Des résultats contrastés selon le type de support et d’organisme
Entrant enfin un peu plus dans le détail, l’Autorité précise les chiffres de collecte et de décollecte par type de support. Sur ce point, 2023 confirme la tendance à l’œuvre depuis 2020 à la décollecte des supports en euros au profit des supports en unité de compte (le graphique 5, p. 9, est particulièrement illustratif de cette différence d’habitude entre les années 2011-2019 – avec une exception notable en 2017 – et les années 2020-2023). L’Autorité précise ensuite ces chiffres par type d’organisme. Ici, ce sont les bancassureurs qui représentent les grands gagnants puisqu’ils « ont bénéficié d’une collecte nette positive de 8 milliards d’euros, tandis que les autres organismes d’assurance ont vu leur solde net se creuser à - 10,3 milliards d’euros en 2023 après - 0,4 milliards en 2022 » (Rapport, p. 10). Ce sont en réalité les grands gagnants du report des placements sur des supports en unité de compte.
Une normalisation en 2024
Pour conclure, il ne semble pas qu’il faille s’inquiéter pour l’avenir de l’assurance-vie, vue comme un outil d’épargne.
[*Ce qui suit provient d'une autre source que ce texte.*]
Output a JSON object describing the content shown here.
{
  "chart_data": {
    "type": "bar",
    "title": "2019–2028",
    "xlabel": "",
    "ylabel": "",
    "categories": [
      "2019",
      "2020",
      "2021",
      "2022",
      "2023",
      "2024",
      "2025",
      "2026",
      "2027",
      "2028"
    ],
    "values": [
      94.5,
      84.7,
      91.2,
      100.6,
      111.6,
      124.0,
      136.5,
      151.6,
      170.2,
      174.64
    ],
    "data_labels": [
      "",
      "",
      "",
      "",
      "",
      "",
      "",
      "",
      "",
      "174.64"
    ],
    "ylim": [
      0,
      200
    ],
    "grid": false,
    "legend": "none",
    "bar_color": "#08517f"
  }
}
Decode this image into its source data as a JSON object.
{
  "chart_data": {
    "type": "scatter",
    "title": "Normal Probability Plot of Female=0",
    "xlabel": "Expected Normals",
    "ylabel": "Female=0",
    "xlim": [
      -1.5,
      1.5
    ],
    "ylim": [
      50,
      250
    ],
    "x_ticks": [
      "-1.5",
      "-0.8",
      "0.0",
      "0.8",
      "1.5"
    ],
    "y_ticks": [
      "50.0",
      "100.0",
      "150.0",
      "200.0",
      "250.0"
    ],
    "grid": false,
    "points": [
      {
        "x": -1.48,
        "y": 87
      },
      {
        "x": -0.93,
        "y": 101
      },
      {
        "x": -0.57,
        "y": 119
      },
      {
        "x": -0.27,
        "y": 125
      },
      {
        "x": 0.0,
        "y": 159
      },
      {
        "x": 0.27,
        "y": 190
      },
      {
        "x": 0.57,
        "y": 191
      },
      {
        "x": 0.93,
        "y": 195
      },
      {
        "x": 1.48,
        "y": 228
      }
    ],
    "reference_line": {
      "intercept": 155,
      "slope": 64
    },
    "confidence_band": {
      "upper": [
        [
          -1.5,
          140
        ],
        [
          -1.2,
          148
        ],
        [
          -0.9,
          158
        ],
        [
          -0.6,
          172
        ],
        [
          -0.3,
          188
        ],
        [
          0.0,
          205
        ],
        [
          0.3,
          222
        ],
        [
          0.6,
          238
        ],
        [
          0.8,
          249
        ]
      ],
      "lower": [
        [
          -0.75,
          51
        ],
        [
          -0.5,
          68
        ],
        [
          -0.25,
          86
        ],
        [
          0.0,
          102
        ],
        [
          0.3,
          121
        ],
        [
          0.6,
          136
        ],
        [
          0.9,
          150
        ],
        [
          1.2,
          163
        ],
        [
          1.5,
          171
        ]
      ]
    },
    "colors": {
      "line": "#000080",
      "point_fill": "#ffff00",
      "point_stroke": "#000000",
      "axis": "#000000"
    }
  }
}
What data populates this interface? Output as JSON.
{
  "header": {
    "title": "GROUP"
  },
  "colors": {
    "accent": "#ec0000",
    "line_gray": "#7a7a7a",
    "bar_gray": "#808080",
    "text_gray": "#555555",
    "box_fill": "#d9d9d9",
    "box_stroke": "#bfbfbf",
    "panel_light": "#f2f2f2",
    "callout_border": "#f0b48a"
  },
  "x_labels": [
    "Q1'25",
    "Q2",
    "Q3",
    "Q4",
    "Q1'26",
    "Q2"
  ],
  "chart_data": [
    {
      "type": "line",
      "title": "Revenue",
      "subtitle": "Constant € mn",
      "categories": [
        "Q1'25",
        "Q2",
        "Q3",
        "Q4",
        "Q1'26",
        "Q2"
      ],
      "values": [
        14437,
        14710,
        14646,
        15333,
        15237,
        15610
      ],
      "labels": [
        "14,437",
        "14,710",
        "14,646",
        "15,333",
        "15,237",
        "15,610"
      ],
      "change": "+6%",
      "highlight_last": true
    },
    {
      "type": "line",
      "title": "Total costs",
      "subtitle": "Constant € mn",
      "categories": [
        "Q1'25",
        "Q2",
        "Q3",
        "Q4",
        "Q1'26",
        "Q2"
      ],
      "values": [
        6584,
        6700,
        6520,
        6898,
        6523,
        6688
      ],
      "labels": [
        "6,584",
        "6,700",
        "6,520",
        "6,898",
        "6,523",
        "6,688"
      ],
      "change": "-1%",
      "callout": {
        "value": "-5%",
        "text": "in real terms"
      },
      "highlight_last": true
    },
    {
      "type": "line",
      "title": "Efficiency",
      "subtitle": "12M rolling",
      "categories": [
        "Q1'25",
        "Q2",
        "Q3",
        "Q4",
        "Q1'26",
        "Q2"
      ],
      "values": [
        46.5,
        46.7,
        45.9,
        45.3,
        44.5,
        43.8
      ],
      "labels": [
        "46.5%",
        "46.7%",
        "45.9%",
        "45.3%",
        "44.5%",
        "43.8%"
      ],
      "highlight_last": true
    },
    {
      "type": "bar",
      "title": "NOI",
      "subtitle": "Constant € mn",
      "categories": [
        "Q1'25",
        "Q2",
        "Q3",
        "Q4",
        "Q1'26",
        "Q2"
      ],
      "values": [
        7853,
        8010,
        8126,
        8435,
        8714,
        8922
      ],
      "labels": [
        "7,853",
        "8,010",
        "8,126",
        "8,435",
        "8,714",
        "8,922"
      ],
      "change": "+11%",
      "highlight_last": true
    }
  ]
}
Comme le relève l’ACPR, « la hausse des taux de rachats est (…) restée contenue dans ce contexte et le niveau élevé de primes témoigne de l’intérêt préservé des ménages pour ce type de placement » (Rapport, p. 2). Surtout, l’année 2024 devrait voir la situation du marché de l’assurance-vie se normaliser. En effet, « plusieurs éléments devraient amoindrir la distorsion avec d’autres placements et soutenir la collecte », comme « la revalorisation des fonds euros pour 2023 », « tandis que le taux du livret A (…) a été plafonné » ou encore « le recul de l’inflation » qui devrait également « soutenir le rendement réel de l’assurance-vie » (ibid.). Ajoutons évidemment à cela la baisse actuelle du taux d’intérêt applicable aux contrats de prêt bancaire. Tout cela évidemment si la hausse des sinistres reste contenue.